L'infinito rimpianto del «Mozart della pallacanestro»
Dražen Petrovic combatteva la sua guerra giocando a pallacanestro. Lo faceva da individualista, da fenomeno vero e puro. Non si contano i suoi record di punti (uno per tutti i 62 punti segnati in finale di Coppa delle Coppe nel 1989 con il suo Real Madrid contro Caserta) e non sono leggende le sue ossessioni come quando, adolescente, si alzava all'alba per poter fare almeno 500 tiri prima dell'inizio della scuola o, già professionista a Madrid, non se ne andava dall'allenamento prima di aver messo dentro all'anello cento triple.
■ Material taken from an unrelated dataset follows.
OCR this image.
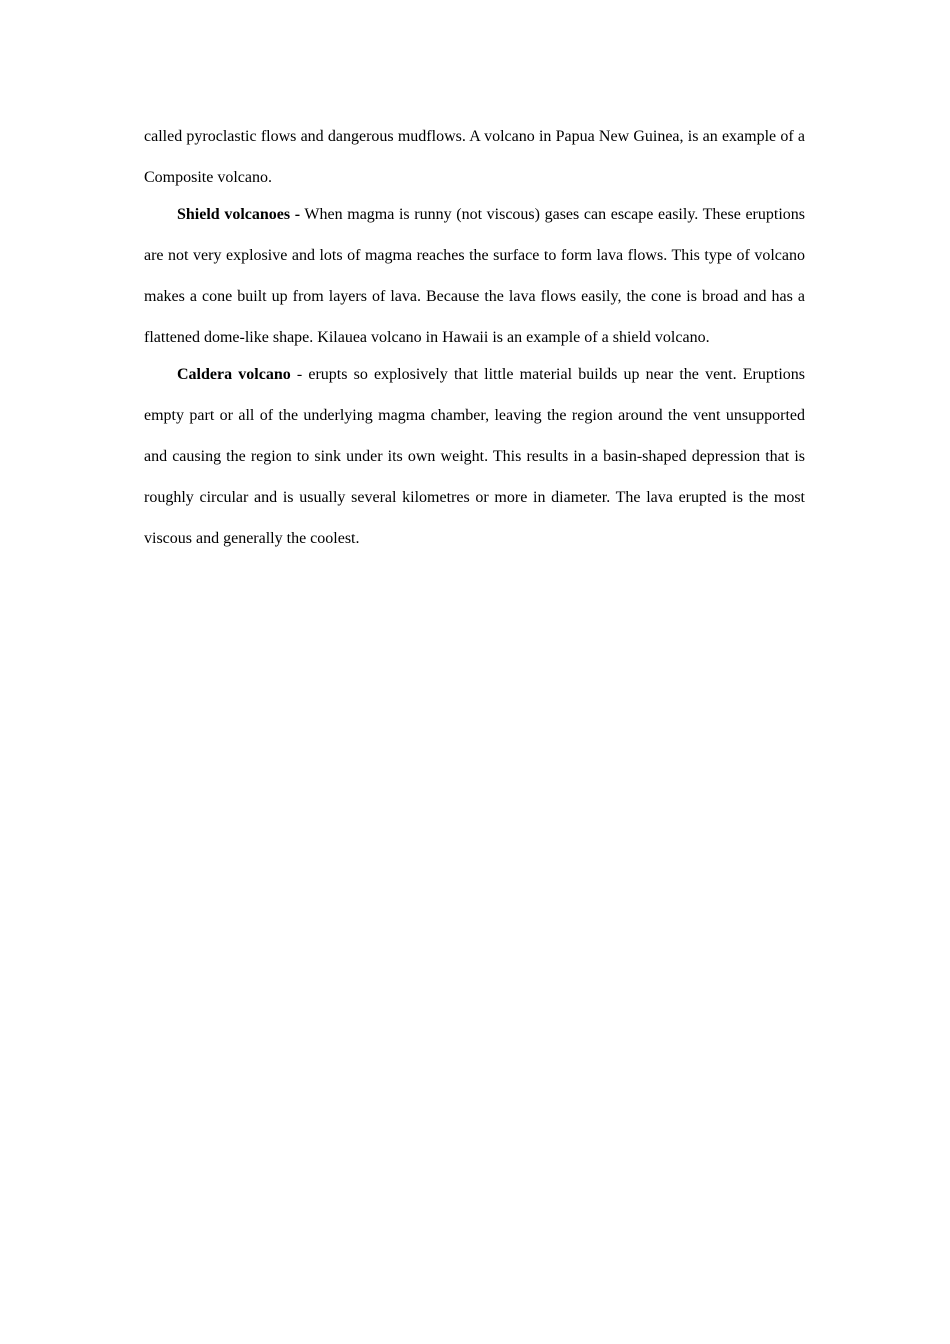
called pyroclastic flows and dangerous mudflows. A volcano in Papua New Guinea, is an example of a Composite volcano.

Shield volcanoes - When magma is runny (not viscous) gases can escape easily. These eruptions are not very explosive and lots of magma reaches the surface to form lava flows. This type of volcano makes a cone built up from layers of lava. Because the lava flows easily, the cone is broad and has a flattened dome-like shape. Kilauea volcano in Hawaii is an example of a shield volcano.

Caldera volcano - erupts so explosively that little material builds up near the vent. Eruptions empty part or all of the underlying magma chamber, leaving the region around the vent unsupported and causing the region to sink under its own weight. This results in a basin-shaped depression that is roughly circular and is usually several kilometres or more in diameter. The lava erupted is the most viscous and generally the coolest.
Combatteva così, il Mozart del basket, con l'arma del suo talento esagerato e cadeva al ritorno da una sorta di fronte sportivo, dopo aver segnato il suo ultimo canestro: un tiro libero, il suo punto numero 30, indossando la maglia della Croazia contro la Slovenia in una gara di qualificazione disputata in Polonia e che fino a una manciata di anni prima sarebbe stata una partita impossibile da giocare. Decise di tornare in Patria con una macchina, ma si fermò per sempre su una strada della Germania.
Difficile spiegare quegli anni sull'asse sport e politica. La Jugoslavia era già un campo minato pronto a esplodere, ma due eventi sportivi, dove Dražen Petrovic era stato protagonista assoluto, avevano tenuto in qualche modo insieme il Paese: nel 1989 la Jugoslavia aveva dominato il Campionato Europeo giocando una pallacanestro meravigliosa e nel 1990 la nazionale balcanica aveva vinto addirittura il Mondiale. In quelle squadre il miglior amico e compagno di Dražen si chiama Vlade Divac, serbo fino al midollo. Una tensione enorme, dentro e fuori alla squadra, arrivò al punto di rottura proprio ai Mondiali del 1990, pochi secondi dopo la vittoria della Jugoslavia in finale contro l'Unione Sovietica. Un tifoso entra in campo per festeggiare, sventolando una bandiera croata. Vlade Divac se ne accorge, non indugia, la strappa dalle mani del tifoso perché non vuole strumentalizzazioni. Dražen Petrovic non gli perdonerà mai quel gesto. Sul rapporto fra i due, improvvisamente, una coltre di ghiaccio. Dražen e Vlade giocavano entrambi nella Nba, il campionato professionistico americano, ma a casa tutto stava precipitando e ragazzi come loro due, su lati del confine diversi, si prendevano a fucilate. Loro non si sparano, ma quel sodalizio magico personale e professionale si interrompe definitivamente.
Dražen morirà, la Jugoslavia vincerà gli Europei del 1995, i più tristi di sempre, con la Croazia terza (allenata dal fratello maggiore di Petrovic) che se ne andrà dal podio per non sentire l'inno serbo tanto odiato, poi finalmente finirà la guerra. Nel 2010 la Espn, famosa tv sportiva americana, produrrà un documentario meraviglioso, fin dal titolo: "Once Brothers" (Un tempo fratelli). Sono 80 minuti struggenti dove Vlade Divac racconta la sua amicizia, i sogni comuni, le emozioni vissute insieme a Dražen. Entra in ogni dettaglio, qualche volta con gli occhi lucidi. Parla anche di quel gesto, quella bandiera strappata, delle campagne mediatiche che lo avevano fatto diventare l'idolo dei serbi e, soprattutto, il nemico dei croati. Del muro cresciuto fra lui e Dražen, mai scalfito fino alla sua morte. Vlade Divac, in quel documentario, incontra i genitori di Dražen. Tutto è misurato, delicato, commovente alle lacrime.
Il documentario si chiude con il gigante serbo che muove i suoi 216 centimetri in mezzo alla neve con un mazzo di fiori in mano, nel cimitero di Mirogoj a Zagabria. Arriva davanti alla tomba di Dražen e bacia l'immagine di un ragazzo in canottiera e pantaloncini, con il pallone a spicchi fra le mani. Un fotogramma che vale più di un milione di parole e che racconta il rimpianto delle cose non dette o non fatte.